9. Het voorgaande leidt ertoe dat de voorzieningen worden geweigerd. Dit neemt niet weg dat de afweging anders kan uitvallen bij een eventueel voor een volgend transport uitgelokte procedure. Dat zal in het bijzonder afhankelijk kunnen zijn van het verloop van voorafgaande transporten. Wanneer daarbij immers een (mede) aan WISE toe te rekenen disproportionele vertraging en/of schade ontstaat, zal daaruit kunnen worden afgeleid dat de dreiging van een herhaling daarvan voor volgende transporten zo groot is, dat een maatregel dan wel gerechtvaardigd is.

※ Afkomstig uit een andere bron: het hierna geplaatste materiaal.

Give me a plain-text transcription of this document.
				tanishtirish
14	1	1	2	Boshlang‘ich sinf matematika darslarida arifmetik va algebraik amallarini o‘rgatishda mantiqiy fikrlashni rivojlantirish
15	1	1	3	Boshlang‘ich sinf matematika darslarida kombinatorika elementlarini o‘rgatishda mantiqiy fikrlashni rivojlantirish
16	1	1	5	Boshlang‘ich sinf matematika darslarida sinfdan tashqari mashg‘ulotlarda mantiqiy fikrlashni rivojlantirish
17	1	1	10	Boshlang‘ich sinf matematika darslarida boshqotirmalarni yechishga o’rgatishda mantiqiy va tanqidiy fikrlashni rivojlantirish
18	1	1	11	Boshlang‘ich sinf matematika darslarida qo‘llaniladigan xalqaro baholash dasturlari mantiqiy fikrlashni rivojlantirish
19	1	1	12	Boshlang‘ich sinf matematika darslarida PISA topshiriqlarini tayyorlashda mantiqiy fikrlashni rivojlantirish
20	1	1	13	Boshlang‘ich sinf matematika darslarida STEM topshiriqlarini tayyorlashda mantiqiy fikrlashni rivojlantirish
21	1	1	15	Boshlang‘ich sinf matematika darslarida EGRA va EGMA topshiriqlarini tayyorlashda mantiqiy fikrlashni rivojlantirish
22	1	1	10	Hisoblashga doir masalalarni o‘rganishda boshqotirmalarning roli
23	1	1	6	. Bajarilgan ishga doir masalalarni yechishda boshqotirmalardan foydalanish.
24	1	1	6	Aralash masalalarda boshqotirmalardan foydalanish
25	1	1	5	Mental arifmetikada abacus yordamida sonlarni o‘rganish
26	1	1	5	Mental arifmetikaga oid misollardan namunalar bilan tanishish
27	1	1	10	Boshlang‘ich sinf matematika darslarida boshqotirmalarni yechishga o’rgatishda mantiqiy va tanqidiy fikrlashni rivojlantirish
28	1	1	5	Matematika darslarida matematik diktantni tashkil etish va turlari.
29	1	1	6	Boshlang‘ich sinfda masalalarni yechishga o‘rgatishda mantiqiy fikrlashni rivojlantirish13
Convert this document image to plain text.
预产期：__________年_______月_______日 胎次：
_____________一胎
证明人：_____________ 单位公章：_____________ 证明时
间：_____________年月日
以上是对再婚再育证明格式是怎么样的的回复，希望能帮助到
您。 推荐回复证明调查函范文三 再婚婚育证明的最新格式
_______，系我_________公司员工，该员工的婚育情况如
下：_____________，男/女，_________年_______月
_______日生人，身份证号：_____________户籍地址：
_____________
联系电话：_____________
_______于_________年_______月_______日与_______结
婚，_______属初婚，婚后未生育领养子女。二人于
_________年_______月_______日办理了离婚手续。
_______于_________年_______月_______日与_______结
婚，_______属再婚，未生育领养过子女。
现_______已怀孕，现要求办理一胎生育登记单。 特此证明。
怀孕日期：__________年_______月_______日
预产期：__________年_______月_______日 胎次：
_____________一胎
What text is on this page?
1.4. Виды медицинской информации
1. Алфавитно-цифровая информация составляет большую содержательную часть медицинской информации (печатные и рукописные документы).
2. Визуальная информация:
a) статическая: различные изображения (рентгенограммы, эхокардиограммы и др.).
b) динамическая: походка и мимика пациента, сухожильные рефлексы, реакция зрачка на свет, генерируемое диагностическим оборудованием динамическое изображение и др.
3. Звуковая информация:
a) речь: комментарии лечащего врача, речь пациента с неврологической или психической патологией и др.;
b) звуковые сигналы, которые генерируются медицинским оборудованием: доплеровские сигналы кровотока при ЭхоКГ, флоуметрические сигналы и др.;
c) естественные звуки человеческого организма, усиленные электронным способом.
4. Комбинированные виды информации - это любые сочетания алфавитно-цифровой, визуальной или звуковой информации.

10. GNK en BNFL worden als de in het ongelijk gestelde partij veroordeeld in de proceskosten.
B E S L I S S I N G :
1. Weigert de gevraagde voorzieningen.
2. Veroordeelt GNK en BFNL hoofdelijk in de kosten van dit geding, tot heden aan de zijde van WISE c.s. begroot op ƒ 400,= wegens vastrecht en op ƒ 1.550,= aan salaris procureur.
3. Verklaart dit vonnis uitvoerbaar bij voorraad.
Gewezen door de vice-president mr R. Orobio de Castro, fungerend president der Arrondissementsrechtbank te Amsterdam, en uitgesproken ter openbare terechtzitting van donderdag 14 december 2000 in tegenwoordigheid van de griffier.